European Stock Futures Tumble Amid Jitters Ahead of U.S. Jobs Report
Expectations are for a sharp decline in European stock markets when they open on Friday, following the weakness on Wall Street.
Investors are awaiting the release of the U.S. jobs report, which could influence the Federal Reserve’s monetary policy.
At 02:00 ET (07:00 GMT), DAX futures in Germany were down 1.4%, CAC 40 futures in France had dropped 0.5%, while FTSE 100 futures in the U.K. were down 1.5%. This week, Jerome Powell’s semi-annual testimony to Congress caused negative sentiment among investors, with the chairman of the U.S. Federal Reserve warning that the central bank was prepared to speed up rate hikes to address persistent inflation.
Investors are bracing for a possible half-percentage point rate hike from the Federal Reserve in March, which is a more accelerated increase from the 25 basis point hike in early February.
This comes as the Dow Jones Industrial Average fell by 1.7%, or over 500 points, on Thursday due to investor caution ahead of the latest U.S. payrolls report.
Federal Reserve Chairman Jerome Powell mentioned the report as one of the key indicators framing the Fed’s thinking. Analysts predict a slowdown in nonfarm payrolls, with an expected increase of 205,000 jobs last month, down from the 517,000 added in January. However, the market remains nervous due to last month’s unexpected surprise.
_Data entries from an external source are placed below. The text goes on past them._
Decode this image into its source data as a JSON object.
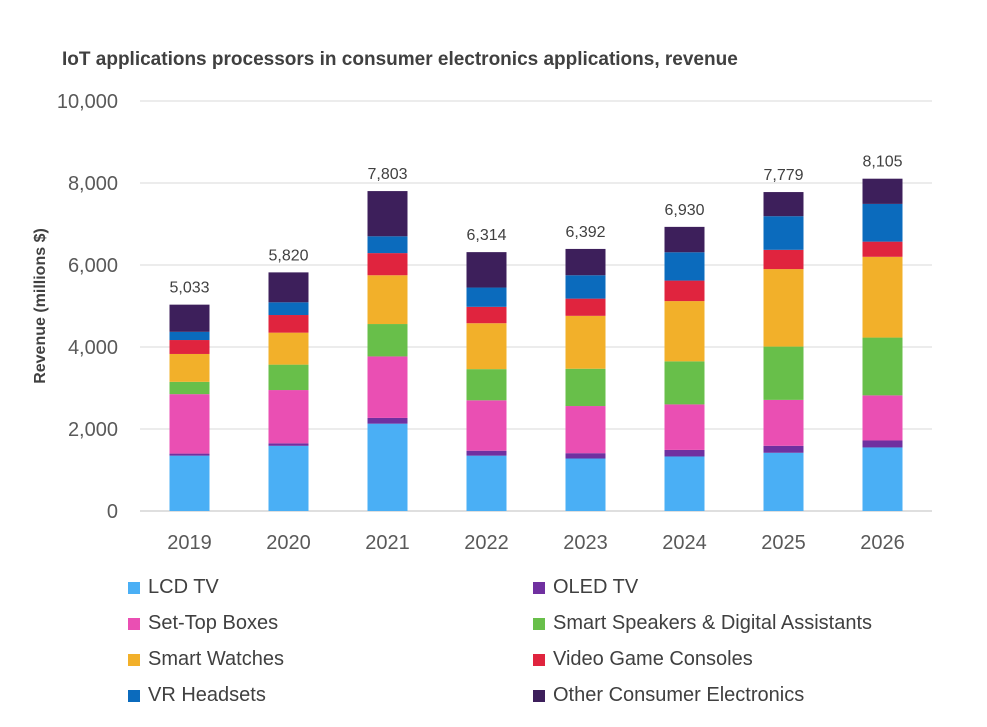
{
  "chart_data": {
    "type": "bar",
    "stacked": true,
    "title": "IoT applications processors in consumer electronics applications, revenue",
    "xlabel": "",
    "ylabel": "Revenue  (millions $)",
    "ylim": [
      0,
      10000
    ],
    "yticks": [
      0,
      2000,
      4000,
      6000,
      8000,
      10000
    ],
    "ytick_labels": [
      "0",
      "2,000",
      "4,000",
      "6,000",
      "8,000",
      "10,000"
    ],
    "grid": true,
    "legend_position": "bottom",
    "categories": [
      "2019",
      "2020",
      "2021",
      "2022",
      "2023",
      "2024",
      "2025",
      "2026"
    ],
    "totals": [
      5033,
      5820,
      7803,
      6314,
      6392,
      6930,
      7779,
      8105
    ],
    "total_labels": [
      "5,033",
      "5,820",
      "7,803",
      "6,314",
      "6,392",
      "6,930",
      "7,779",
      "8,105"
    ],
    "series": [
      {
        "name": "LCD TV",
        "color": "#4aaff5",
        "values": [
          1350,
          1590,
          2130,
          1350,
          1280,
          1330,
          1420,
          1550
        ]
      },
      {
        "name": "OLED TV",
        "color": "#7030a0",
        "values": [
          50,
          60,
          140,
          120,
          130,
          160,
          170,
          170
        ]
      },
      {
        "name": "Set-Top Boxes",
        "color": "#ea4fb3",
        "values": [
          1450,
          1300,
          1500,
          1230,
          1150,
          1110,
          1120,
          1100
        ]
      },
      {
        "name": "Smart Speakers & Digital Assistants",
        "color": "#68bf4a",
        "values": [
          300,
          620,
          790,
          760,
          910,
          1050,
          1300,
          1410
        ]
      },
      {
        "name": "Smart Watches",
        "color": "#f2b02a",
        "values": [
          680,
          780,
          1190,
          1120,
          1290,
          1470,
          1890,
          1970
        ]
      },
      {
        "name": "Video Game Consoles",
        "color": "#e0243e",
        "values": [
          340,
          430,
          540,
          400,
          420,
          500,
          470,
          370
        ]
      },
      {
        "name": "VR Headsets",
        "color": "#0b6bbd",
        "values": [
          200,
          310,
          410,
          470,
          570,
          690,
          820,
          920
        ]
      },
      {
        "name": "Other Consumer Electronics",
        "color": "#3d1f5b",
        "values": [
          663,
          730,
          1103,
          864,
          642,
          620,
          589,
          615
        ]
      }
    ]
  }
}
In Europe, there are concerns about inflation as German consumer prices rose 0.8% in February, leading to an annual rise of 8.7%. This indicates that the European Central Bank may face challenges in controlling inflation in the Eurozone.
Meanwhile, the UK’s economy showed a slight improvement with a 0.3% rise in gross domestic product in January, following a 0.5% drop in December. However, the country’s industrial production fell 0.3% in the same month, highlighting the ongoing economic struggles.
Investors will also be closely monitoring the European banking sector after US banking stocks experienced significant losses, with the S&P 500 bank index recording its largest single-day decline in nearly three years.
On Friday, concerns over steep interest rate hikes in the US and disappointing economic data out of China weighed heavily on the oil market, causing prices to fall. US crude futures traded 1.1% lower at $74.91 a barrel, while Brent contract dropped 0.8% to $80.95, making both benchmarks set to lose about 5% for the week, marking their worst weekly loss in five weeks. The worry is that the interest rate hikes could hinder economic activity and lead to lower crude demand from the largest consumer in the world.
Meanwhile, gold futures rose 0.1% to $1,835.85/oz, and EUR/USD traded 0.1% higher at 1.0591. On the other hand, the European banking sector is also likely to be in focus on Friday, following a sharp drop in US banking stocks, with the S&P 500 bank index suffering its biggest one-day decline in nearly three years. This came after SVB Financial announced a $2.25 billion equity raise due to a net loss of $1.8B, and crypto bank Silvergate’s decision to wind down operations.
In Europe, German inflation remained highly elevated, with consumer prices rising 0.8% in February, and an annual increase of 8.7%. This suggests the European Central Bank will need to continue working hard to curb inflation in the Eurozone. Meanwhile, the UK’s gross domestic product rose 0.3% in January, an improvement from the 0.5% drop in December. However, industrial production fell 0.3% in the same month, indicating the economic challenges currently facing the country.